Im Anschluss an die Analysen stehen für das eigene Unternehmen folgende wettbewerbsorientierten Strategieoptionen zur Wahl:

  • Outwitting:
    Die frühzeitige Erkennung der Chancen und Risiken für das eigene Unternehmen, die sich durch die Aktivitäten des Wettbewerbers ergeben (z. B. die proaktive Übernahme der Marktanteile eines Wettbewerbers, der sich mit hoher Wahrscheinlichkeit aus einem Segment zurückzieht).
  • Outmaneuvering:
    Die Strategie hat das Ziel, dem Wettbewerber einen Schritt bei der Strategieumsetzung voraus zu sein (z. B. der Produktinnovation des Konkurrenten mit einem eigenen Produktlaunch zuvorzukommen).
  • Outperforming:
    Die Erreichung der eigenen Ziele durch die erfolgreiche Umsetzung der geplanten Strategie (z. B. durch den erfolgreichen Markteintritt in einen neuen regionalen Markt trotz der Wettbewerbspräsenz).

Outpacing:
Kontinuierliche Verbesserung der eigenen Position durch Qualitätssteigerung und Kostenminimierung im Vergleich zum Wettbewerb.

Porter hat seine ursprünglichen Strategieansätze der Kosten- und Qualitätsführerschaft im Zuge der Kritik an seinem Modell um das Outpacing erweitert, das er für sehr relevant erachtete.
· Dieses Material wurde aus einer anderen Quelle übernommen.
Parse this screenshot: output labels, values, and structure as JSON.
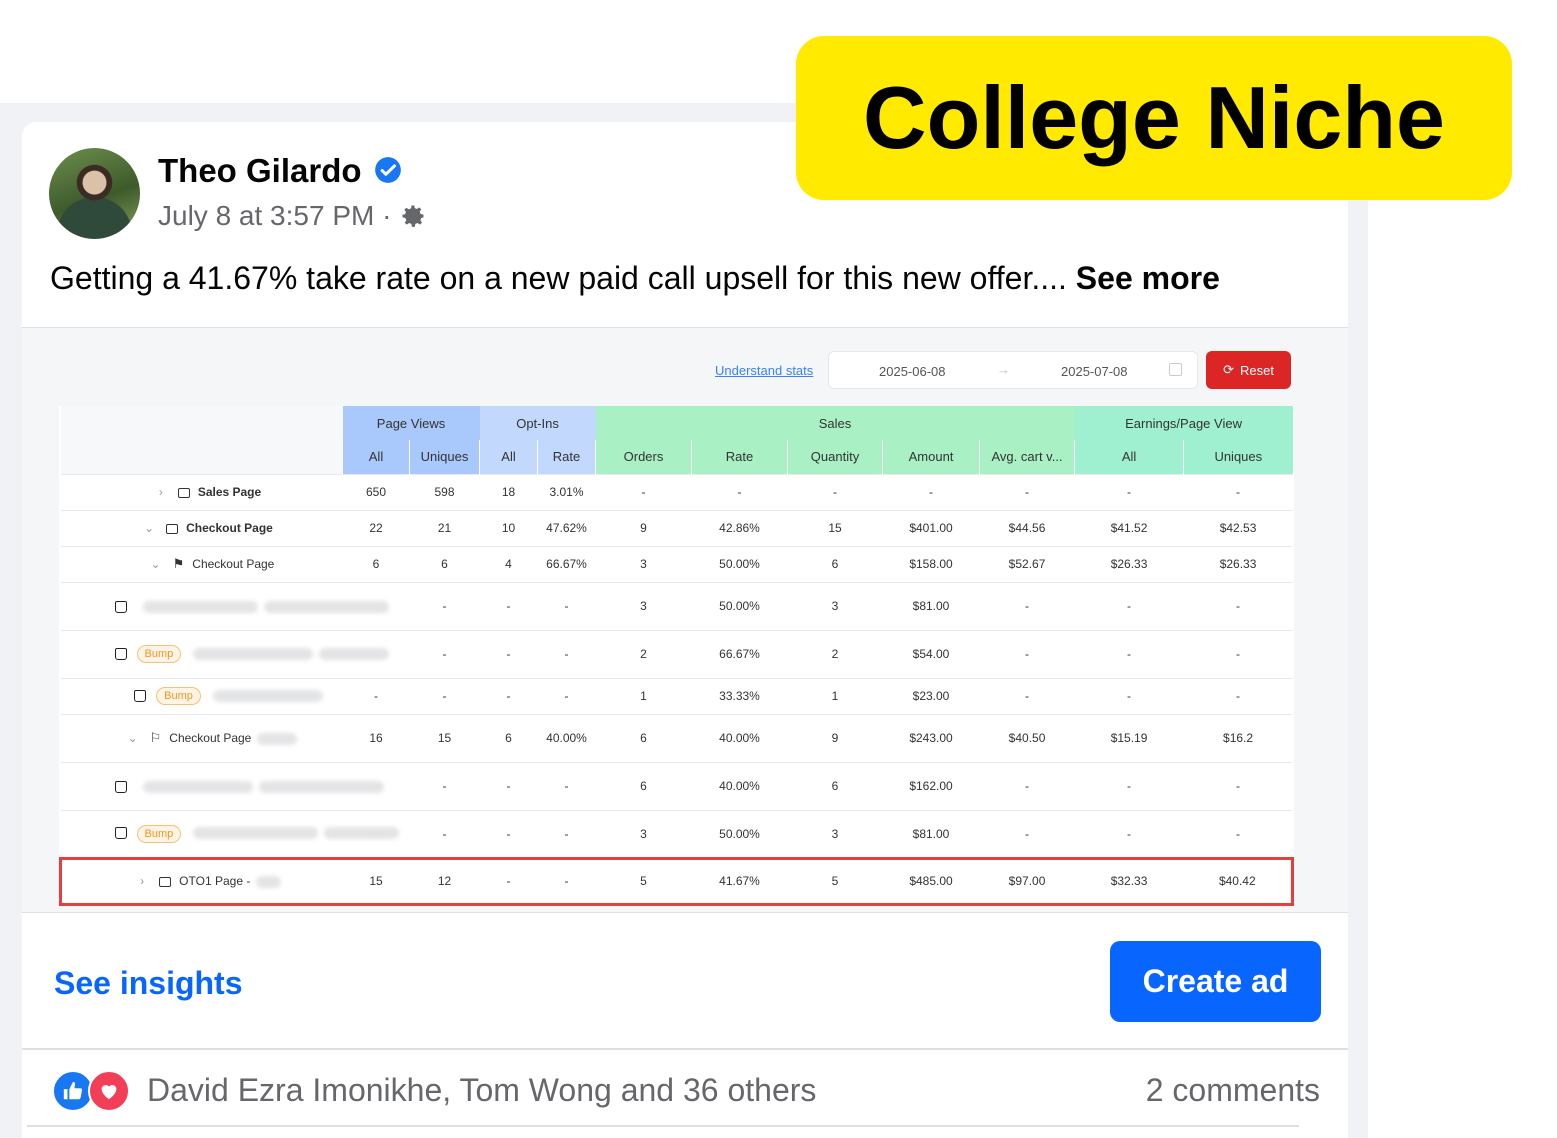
{
  "banner": {
    "text": "College Niche"
  },
  "post": {
    "author": "Theo Gilardo",
    "timestamp": "July 8 at 3:57 PM ·",
    "text": "Getting a 41.67% take rate on a new paid call upsell for this new offer....",
    "see_more": "See more"
  },
  "stats": {
    "understand_link": "Understand stats",
    "date_from": "2025-06-08",
    "date_arrow": "→",
    "date_to": "2025-07-08",
    "reset_label": "Reset",
    "groups": {
      "page_views": "Page Views",
      "opt_ins": "Opt-Ins",
      "sales": "Sales",
      "earnings": "Earnings/Page View"
    },
    "columns": {
      "all": "All",
      "uniques": "Uniques",
      "rate": "Rate",
      "orders": "Orders",
      "quantity": "Quantity",
      "amount": "Amount",
      "avg_cart": "Avg. cart v..."
    },
    "bump_label": "Bump",
    "rows": [
      {
        "name": "Sales Page",
        "v": [
          "650",
          "598",
          "18",
          "3.01%",
          "-",
          "-",
          "-",
          "-",
          "-",
          "-",
          "-"
        ]
      },
      {
        "name": "Checkout Page",
        "v": [
          "22",
          "21",
          "10",
          "47.62%",
          "9",
          "42.86%",
          "15",
          "$401.00",
          "$44.56",
          "$41.52",
          "$42.53"
        ]
      },
      {
        "name": "Checkout Page",
        "v": [
          "6",
          "6",
          "4",
          "66.67%",
          "3",
          "50.00%",
          "6",
          "$158.00",
          "$52.67",
          "$26.33",
          "$26.33"
        ]
      },
      {
        "name": "",
        "v": [
          "-",
          "-",
          "-",
          "-",
          "3",
          "50.00%",
          "3",
          "$81.00",
          "-",
          "-",
          "-"
        ]
      },
      {
        "name": "",
        "v": [
          "-",
          "-",
          "-",
          "-",
          "2",
          "66.67%",
          "2",
          "$54.00",
          "-",
          "-",
          "-"
        ]
      },
      {
        "name": "",
        "v": [
          "-",
          "-",
          "-",
          "-",
          "1",
          "33.33%",
          "1",
          "$23.00",
          "-",
          "-",
          "-"
        ]
      },
      {
        "name": "Checkout Page",
        "v": [
          "16",
          "15",
          "6",
          "40.00%",
          "6",
          "40.00%",
          "9",
          "$243.00",
          "$40.50",
          "$15.19",
          "$16.2"
        ]
      },
      {
        "name": "",
        "v": [
          "-",
          "-",
          "-",
          "-",
          "6",
          "40.00%",
          "6",
          "$162.00",
          "-",
          "-",
          "-"
        ]
      },
      {
        "name": "",
        "v": [
          "-",
          "-",
          "-",
          "-",
          "3",
          "50.00%",
          "3",
          "$81.00",
          "-",
          "-",
          "-"
        ]
      },
      {
        "name": "OTO1 Page -",
        "v": [
          "15",
          "12",
          "-",
          "-",
          "5",
          "41.67%",
          "5",
          "$485.00",
          "$97.00",
          "$32.33",
          "$40.42"
        ]
      }
    ]
  },
  "actions": {
    "see_insights": "See insights",
    "create_ad": "Create ad"
  },
  "reactions": {
    "names": "David Ezra Imonikhe, Tom Wong and 36 others",
    "comments": "2 comments"
  }
}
Outpacing meint: Durch die kontinuierliche Anpassung der Produktqualität und der Kostenminimierung bei allen Wettbewerbern erreichen alle Marktteilnehmer im Laufe der Zeit immer einen ähnlichen Standard, d.h. die Angebote der Wettbewerber gleichen sich über die Zeit immer stärker an, werden ähnlicher und austauschbarer. Allerdings stößt dieser Anpassungsprozess bei jeder Technologie (z.B. Produktionstechnologie) irgendwann an seine Produktivitätsgrenze – erst durch neue Technologien kann der Zyklus des Outpacing fortgesetzt werden (s. Abbildung).

Outpacing-Strategy
Outpacing Strategy
Quelle: Gilbert, Strebel (1987), S. 32

9. SWOT-Analyse und Cross-Impact-Analyse

Die SWOT-Analyse ist ein sehr nützliches Instrument zur Ableitung möglicher Strategien, das externe Faktoren der Unternehmensumwelt in Beziehung zu den Stärken und Schwächen des Unternehmens setzt.

In einer Matrix werden die unternehmensinternen Stärken (Strengths) und Schwächen (Weaknesses) den externen („marktgetriebenen“) Chancen (Opportunities) und Risiken (Threats) gegenübergestellt. Stärken sind dabei diejenigen Eigenschaften des Unternehmens, die im Vergleich zum stärksten Wettbewerber einen Wettbewerbsvorteil darstellen. Schwächen sind diejenigen Eigenschaften des Unternehmens im Wettbewerbsvergleich, die einen Nachteil für die Wettbewerbsposition bedeuten.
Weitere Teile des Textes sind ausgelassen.